Bachmann faces strong challenge

Rep. Michele BachmannMichele Marie BachmannBachmann won't run for Franken's Senate seat because she did not hear a 'call from God' Billboard from ‘God’ tells Michele Bachmann not to run for Senate Pawlenty opts out of Senate run in Minnesota MORE (R-Minn.) is facing a surprisingly tough reelection battle.

The Tea Party favorite and former presidential candidate has over the years warded off a succession of well-funded challengers with a combination of hard work and huge fundraising hauls.

But her challenger this time around, moderate businessman Jim Graves (D), is better suited to the district than previous opponents, and has a new line of attack: That she has abandoned Minnesota and is more interested in being a national figure.

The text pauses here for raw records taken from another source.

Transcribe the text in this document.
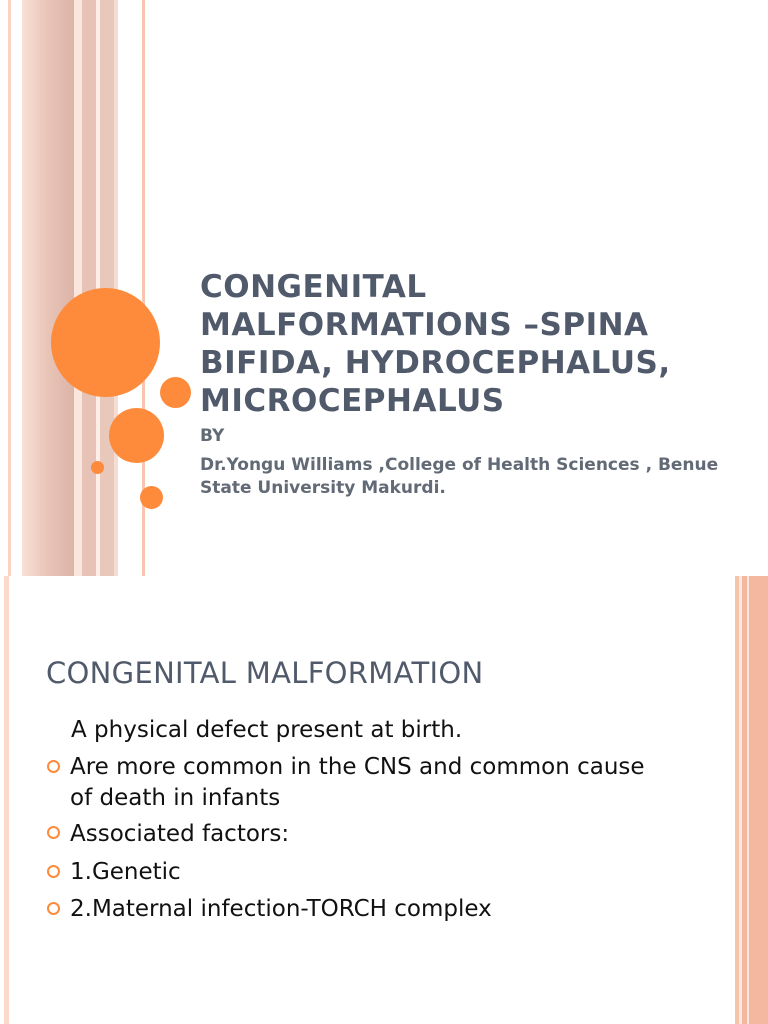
CONGENITAL MALFORMATIONS –SPINA BIFIDA, HYDROCEPHALUS, MICROCEPHALUS

BY

Dr.Yongu Williams ,College of Health Sciences , Benue State University Makurdi.

CONGENITAL MALFORMATION

A physical defect present at birth.

Are more common in the CNS and common cause of death in infants

Associated factors:

1.Genetic

2.Maternal infection-TORCH complex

“She hasn't created one job — she creates headlines. People are tired of the show horse, they want a workhorse,” Graves told The Hill. “She doesn't represent the district, she doesn't get the job done. I think the district deserves a full-time on the ground voice in Congress, and her divisiveness and antagonism shows what's wrong with Washington.”

Polls show a surprisingly close race, especially since the newly redrawn district is actually a touch more conservative than her old one — it would have given President Obama just 43 percent of its vote in 2008.

A poll for the Minneapolis Star-Tribune released earlier this week had her leading by six points, while a SurveyUSA poll from last week had her up by nine. Graves argues the race is even closer than that, and has released internal polls showing him within the margin of error.

Bachmann has been running ads tying Graves to President Obama and House Minority Leader Nancy Pelosi (D-Calif.), slamming him for supporting the stimulus and Democrats’ health care reform law, though he’s said he only backs parts of it.

“He'd be a vote for Nancy Pelosi as speaker and a rubber stamp for the Obama agenda, and he's already voiced support for wildly expensive measures like the stimulus and Obamacare,” Bachmann campaign spokesman Chase Kroll told The Hill. “He's just another big-spending liberal who wants to go do it in Congress.”

Graves pushed back.

“I'm a totally independent spirit. I'm not here endorsing Obama's first term — he's done things I would have done differently. I don't think he united the country enough, and he should've picked up the Simpson Bowles initiative,” he said, referencing a bipartisan initiative to balance the budget.

The congresswoman has flexed her considerable fundraising muscle for the race, bringing in a total of $13 million already. That includes $4.5 million in the last full fundraising quarter, the largest haul of any House candidate in the country. She has more than $3 million in the bank.

Graves hasn’t matched that and he says he doesn’t want to completely self-fund. But he said he’s put between $250,000 and $500,000 into the race, and that his campaign will end up spending between $1.5 million and $2 million in total, enough to get his message out. Bachmann’s campaign says he’s already spent a half-million dollars and they are braced for him to spend more.

Kroll declined to share Bachmann’s internal polls, but said she was up by a comfortable margin. CREDO PAC, a liberal super-PAC, is seeking to take her out, but the Democratic Congressional Campaign Committee has yet to spend any money in the district, a sign they don’t see it as one of the more competitive races in the country.

But a recent Bachmann ad suggests she’s worried about Graves’s attacks that she’s abandoned the district. The ad features constituents talking about her work for the region, saying she’s “here every week fighting for Minnesota jobs.”

Kroll denied that the ad had anything to do with her opponent’s attacks.

“That ad isn't a response to anything Graves has done or said, that ad was actually cut a while ago because we had families and business owners who said they wanted to go on air for Michele and go to bat for her,” he said.

He also said the months she spent campaigning in Iowa hadn’t hurt her campaign. “She did have to miss some votes just like Obama when he was running, McCain when he was. She missed votes just like every other candidate who's ever run for president,” said Kroll.

The two are set to debate three times between now and Election Day, with their first meeting occurring next Tuesday. Those debates could affect the race, especially if one or the other has a major stumble.

The Tea Party firebrand is still the favorite to win in the Republican-leaning district. But that there’s a race at all this close to the election is a surprise.